To explore this question, the presentation took a new look at the nature and source of Native American impacts on the language, lifeways and subsistence strategies practiced in the United States. The presentation explored how and why Native American cultural impact must be understood as byproduct of cultural exchanges that occurred between various Native American individuals and populations, Africans and Europeans, and the new economic, fashion and subsistence traditions created in the United States from these interactions. The discussion showed, on the one hand, that contact between Native Americans and Africans and Europeans lent to cultural changes, but on the other, that these cultural changes were experienced by all. Knowing that interactions occurred between Native Americans and Africans and Europeans in the colonial past only skims the surface of the tremendous exchanges of lifeways and subsistence strategies evident in the anthropological and historical records. There remains the challenge of holistically understanding the relevance of these exchanges to the cultural traditions of the United States and the “Gift of Native America.”

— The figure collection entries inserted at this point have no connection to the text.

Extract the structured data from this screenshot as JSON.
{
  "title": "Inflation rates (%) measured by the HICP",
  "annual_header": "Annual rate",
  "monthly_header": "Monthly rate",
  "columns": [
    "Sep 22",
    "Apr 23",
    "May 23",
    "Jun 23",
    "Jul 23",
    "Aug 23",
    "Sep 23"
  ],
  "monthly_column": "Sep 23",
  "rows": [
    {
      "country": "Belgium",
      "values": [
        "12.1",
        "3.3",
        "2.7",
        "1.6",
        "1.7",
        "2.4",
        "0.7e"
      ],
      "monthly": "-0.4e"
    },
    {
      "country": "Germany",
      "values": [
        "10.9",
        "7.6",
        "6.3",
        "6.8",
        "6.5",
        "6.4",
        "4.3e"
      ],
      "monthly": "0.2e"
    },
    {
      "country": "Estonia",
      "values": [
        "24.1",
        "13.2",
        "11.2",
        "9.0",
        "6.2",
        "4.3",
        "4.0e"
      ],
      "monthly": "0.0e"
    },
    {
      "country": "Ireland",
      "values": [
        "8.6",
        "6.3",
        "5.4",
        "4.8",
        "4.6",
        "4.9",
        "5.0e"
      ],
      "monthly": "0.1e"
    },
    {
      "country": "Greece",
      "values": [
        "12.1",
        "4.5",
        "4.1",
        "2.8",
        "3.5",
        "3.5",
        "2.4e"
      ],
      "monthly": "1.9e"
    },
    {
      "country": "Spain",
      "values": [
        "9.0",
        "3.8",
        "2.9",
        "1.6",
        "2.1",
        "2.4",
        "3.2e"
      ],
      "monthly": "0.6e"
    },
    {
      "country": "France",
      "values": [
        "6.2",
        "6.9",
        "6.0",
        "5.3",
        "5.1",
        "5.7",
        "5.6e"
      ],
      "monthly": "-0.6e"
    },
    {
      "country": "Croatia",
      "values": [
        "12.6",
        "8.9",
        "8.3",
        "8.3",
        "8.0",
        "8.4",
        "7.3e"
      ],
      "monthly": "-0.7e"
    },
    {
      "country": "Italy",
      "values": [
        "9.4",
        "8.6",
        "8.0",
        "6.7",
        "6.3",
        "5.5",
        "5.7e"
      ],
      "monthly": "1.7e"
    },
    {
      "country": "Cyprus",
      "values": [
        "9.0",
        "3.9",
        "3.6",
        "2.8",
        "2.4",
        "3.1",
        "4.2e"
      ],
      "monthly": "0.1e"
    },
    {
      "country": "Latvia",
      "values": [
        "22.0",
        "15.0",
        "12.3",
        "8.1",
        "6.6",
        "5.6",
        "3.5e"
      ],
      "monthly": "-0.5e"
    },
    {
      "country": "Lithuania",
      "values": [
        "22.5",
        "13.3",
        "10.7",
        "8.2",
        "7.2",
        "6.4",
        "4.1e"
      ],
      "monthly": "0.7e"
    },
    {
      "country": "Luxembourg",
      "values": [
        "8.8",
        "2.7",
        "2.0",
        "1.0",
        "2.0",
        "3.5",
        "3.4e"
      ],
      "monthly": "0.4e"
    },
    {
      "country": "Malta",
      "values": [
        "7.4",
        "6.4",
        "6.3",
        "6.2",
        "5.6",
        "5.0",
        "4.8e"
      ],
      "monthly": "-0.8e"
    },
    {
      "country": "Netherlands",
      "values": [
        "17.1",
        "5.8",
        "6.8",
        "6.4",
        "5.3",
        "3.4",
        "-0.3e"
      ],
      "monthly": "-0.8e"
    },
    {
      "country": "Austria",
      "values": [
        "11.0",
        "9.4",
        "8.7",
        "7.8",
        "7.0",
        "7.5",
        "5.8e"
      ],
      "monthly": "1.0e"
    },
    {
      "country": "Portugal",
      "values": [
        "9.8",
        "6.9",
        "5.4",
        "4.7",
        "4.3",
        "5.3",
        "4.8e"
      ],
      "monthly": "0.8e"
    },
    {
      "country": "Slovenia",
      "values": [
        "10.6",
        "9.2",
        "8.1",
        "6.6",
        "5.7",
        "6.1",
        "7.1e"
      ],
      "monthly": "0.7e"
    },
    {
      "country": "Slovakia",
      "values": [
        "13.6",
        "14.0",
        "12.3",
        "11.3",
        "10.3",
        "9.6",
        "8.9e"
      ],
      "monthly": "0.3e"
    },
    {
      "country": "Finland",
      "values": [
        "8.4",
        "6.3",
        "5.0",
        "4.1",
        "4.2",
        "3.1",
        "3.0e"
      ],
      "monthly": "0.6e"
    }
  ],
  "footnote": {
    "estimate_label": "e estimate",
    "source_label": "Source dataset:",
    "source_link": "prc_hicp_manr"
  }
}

Recreation, Parks and Tourism Professor Erik Peper co-authored the article “Teaching Awareness of Shoulder Tension with Somatic Practices and EMG,” which was recently published in the journal Biofeedback. The article describes a useful practice to develop awareness of muscle tension that may contribute to discomfort in the neck and shoulders while working at the computer.
School of Humanities & Liberal Studies Professor Tanya Augsburg is the new associate editor of Issues in Interdisciplinary Studies. Published by Texas Tech University Press, it is an international, peer-reviewed publication dedicated to advancing the theory and practice of the many varieties of interdisciplinarity in the academy and in society at large.